Six months later, the Court of Appeal revisited the subject in Baywood Homes Partnership v. Haditaghi, 2014 ONCA 450. The case involved a complex series of real estate transactions, in which the motions judge found that documentation had been falsified by the parties. After conducting a mini-trial, the motions judge found that he was unable to grant summary judgment of the defendant’s claim for the payment of promissory notes, but dismissed the plaintiff’s claim on the basis of a signed release.

The Court of Appeal set aside the decision, holding that the motion judge failed to consider the advisability of granting partial summary judgment in the context of the litigation as a whole. Given the difficulties with the documentary record, it was possible that a trial judge would “develop a fuller appreciation of the relationship and transactional context” than the motions judge. This gave rise to the possibility of inconsistent verdicts.

Writing on behalf of the Court, Justice Lauwers reiterated some of the concerns with the summary judgment process his colleagues had written about in Combined Air Mechanical Services Inc. v. Flesch, 2011 ONCA 764, the approach from which was overturned by the Supreme Court.

[44]      What happened here illustrates one of the problems that can arise with a staged summary judgment process in an action where credibility is important. Evidence by affidavit, prepared by a party’s legal counsel, which may include voluminous exhibits, can obscure the affiant’s authentic voice. This makes the motion judge’s task of assessing credibility and reliability especially difficult in a summary judgment and mini-trial context.

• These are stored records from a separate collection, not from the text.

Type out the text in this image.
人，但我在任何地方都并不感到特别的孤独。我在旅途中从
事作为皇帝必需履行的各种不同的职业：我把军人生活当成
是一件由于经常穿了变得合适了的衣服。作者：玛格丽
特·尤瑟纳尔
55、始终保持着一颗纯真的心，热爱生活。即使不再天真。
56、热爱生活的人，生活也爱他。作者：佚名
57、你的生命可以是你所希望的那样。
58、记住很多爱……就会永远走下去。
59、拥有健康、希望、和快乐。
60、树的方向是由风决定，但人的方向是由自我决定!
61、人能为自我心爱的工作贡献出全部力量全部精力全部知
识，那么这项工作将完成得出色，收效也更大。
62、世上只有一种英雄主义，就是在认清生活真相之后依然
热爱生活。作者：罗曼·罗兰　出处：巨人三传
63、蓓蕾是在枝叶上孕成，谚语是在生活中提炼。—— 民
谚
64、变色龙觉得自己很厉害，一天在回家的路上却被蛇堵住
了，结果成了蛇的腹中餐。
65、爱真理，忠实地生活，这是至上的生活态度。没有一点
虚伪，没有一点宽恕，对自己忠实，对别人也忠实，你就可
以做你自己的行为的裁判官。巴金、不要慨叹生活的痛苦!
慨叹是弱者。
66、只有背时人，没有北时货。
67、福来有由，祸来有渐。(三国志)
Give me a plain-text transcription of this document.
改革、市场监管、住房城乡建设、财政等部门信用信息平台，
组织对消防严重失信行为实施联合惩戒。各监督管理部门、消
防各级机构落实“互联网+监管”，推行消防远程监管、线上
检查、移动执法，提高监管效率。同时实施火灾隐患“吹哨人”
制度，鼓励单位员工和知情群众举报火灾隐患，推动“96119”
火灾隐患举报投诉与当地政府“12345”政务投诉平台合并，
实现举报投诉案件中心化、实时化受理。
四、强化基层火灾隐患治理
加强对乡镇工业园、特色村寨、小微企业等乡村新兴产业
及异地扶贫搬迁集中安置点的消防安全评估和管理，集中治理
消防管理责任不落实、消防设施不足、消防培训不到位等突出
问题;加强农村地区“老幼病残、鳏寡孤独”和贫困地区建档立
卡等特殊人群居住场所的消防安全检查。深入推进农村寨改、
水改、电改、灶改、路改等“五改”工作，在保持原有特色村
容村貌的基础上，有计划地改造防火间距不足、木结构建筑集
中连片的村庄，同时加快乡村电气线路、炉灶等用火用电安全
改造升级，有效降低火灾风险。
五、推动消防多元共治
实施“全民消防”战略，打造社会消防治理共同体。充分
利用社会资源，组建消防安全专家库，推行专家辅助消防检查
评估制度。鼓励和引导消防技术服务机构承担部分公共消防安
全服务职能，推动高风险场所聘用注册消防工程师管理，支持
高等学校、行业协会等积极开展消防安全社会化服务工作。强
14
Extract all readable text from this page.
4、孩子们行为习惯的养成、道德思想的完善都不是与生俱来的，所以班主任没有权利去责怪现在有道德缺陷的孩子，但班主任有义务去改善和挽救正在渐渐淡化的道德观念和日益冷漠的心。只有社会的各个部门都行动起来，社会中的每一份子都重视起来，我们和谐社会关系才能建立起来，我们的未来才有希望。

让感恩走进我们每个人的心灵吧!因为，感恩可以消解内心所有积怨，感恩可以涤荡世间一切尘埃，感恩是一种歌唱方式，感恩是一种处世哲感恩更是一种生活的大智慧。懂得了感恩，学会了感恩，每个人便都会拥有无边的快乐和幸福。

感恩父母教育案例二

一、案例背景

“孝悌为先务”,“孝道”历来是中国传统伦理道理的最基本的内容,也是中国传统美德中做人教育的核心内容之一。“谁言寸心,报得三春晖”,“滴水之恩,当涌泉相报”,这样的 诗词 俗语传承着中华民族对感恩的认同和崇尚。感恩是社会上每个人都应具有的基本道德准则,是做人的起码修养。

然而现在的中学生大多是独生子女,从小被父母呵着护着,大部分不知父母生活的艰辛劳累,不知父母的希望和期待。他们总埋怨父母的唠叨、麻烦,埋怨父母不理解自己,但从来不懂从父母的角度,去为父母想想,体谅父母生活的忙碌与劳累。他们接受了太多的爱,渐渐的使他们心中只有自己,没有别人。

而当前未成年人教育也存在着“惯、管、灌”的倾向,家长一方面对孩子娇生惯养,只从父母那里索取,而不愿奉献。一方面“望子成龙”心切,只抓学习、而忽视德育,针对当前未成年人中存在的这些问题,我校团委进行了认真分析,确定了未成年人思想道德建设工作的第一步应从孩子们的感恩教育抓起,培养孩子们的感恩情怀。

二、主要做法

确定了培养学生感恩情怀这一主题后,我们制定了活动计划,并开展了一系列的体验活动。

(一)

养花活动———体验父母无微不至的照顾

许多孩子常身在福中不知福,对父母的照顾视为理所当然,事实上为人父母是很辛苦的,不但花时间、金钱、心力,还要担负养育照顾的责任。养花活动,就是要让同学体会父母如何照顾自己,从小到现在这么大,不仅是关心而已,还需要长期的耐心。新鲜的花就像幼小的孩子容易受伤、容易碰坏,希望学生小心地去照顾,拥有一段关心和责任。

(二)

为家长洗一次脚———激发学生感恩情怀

Great care must be taken by the motion judge to ensure that decontextualized affidavit and transcript evidence does not become the means by which substantive unfairness enters, in a way that would not likely occur in a full trial where the trial judge sees and hears it all.

[45]       Judges are aware that the process of preparing summary judgment motion materials and cross-examinations, with or without a mini-trial, will not necessarily provide savings over an ordinary discovery and trial process, and might not “serve the goals of timeliness, affordability and proportionality” (Hryniak at para. 66). Lawyer time is expensive, whether it is spent in court or in lengthy and nuanced drafting sessions. I note that sometimes, as in this case, it will simply not be possible to salvage something dispositive from an expensive and time-consuming, but eventually abortive, summary judgment process. That is the risk, and is consequently the difficult nettle that motion judges must be prepared to grasp, if the summary judgment process is to operate fairly.

These comments echo those in Combined Air at para. 49, that “a summary judgment motion is decided primarily on a written record. The deponents swear to affidavits typically drafted by counsel and do not speak in their own words. Although they are cross-examined and transcripts of these examinations are before the court, the motion judge is not present to observe the witnesses during their testimony.” At paras. 65 and 68 of Combined Air, the Court also expressed concern about salvaging a failed motion for summary judgment: “While the court may make use of the provisions in rule 20.05 to salvage the resources that went into the summary judgment motion, the court should keep in mind that the rule should not be applied so as to effectively order a trial that resembles the motion that was previously dismissed…It is important to underscore the obligation that rests on members of the bar in formulating an appropriate litigation strategy. The expenditure of resources, regardless of quantum, in the compilation of a motion record and argument of the motion is not a valid consideration in determining whether summary judgment should be granted.”

It appears the Court of Appeal continues to have reservations about the practicalities associated with the summary judgment process where the facts may render it unsuitable. Litigants would be well advised to carefully consider this in deciding whether to bring a motion in the first place.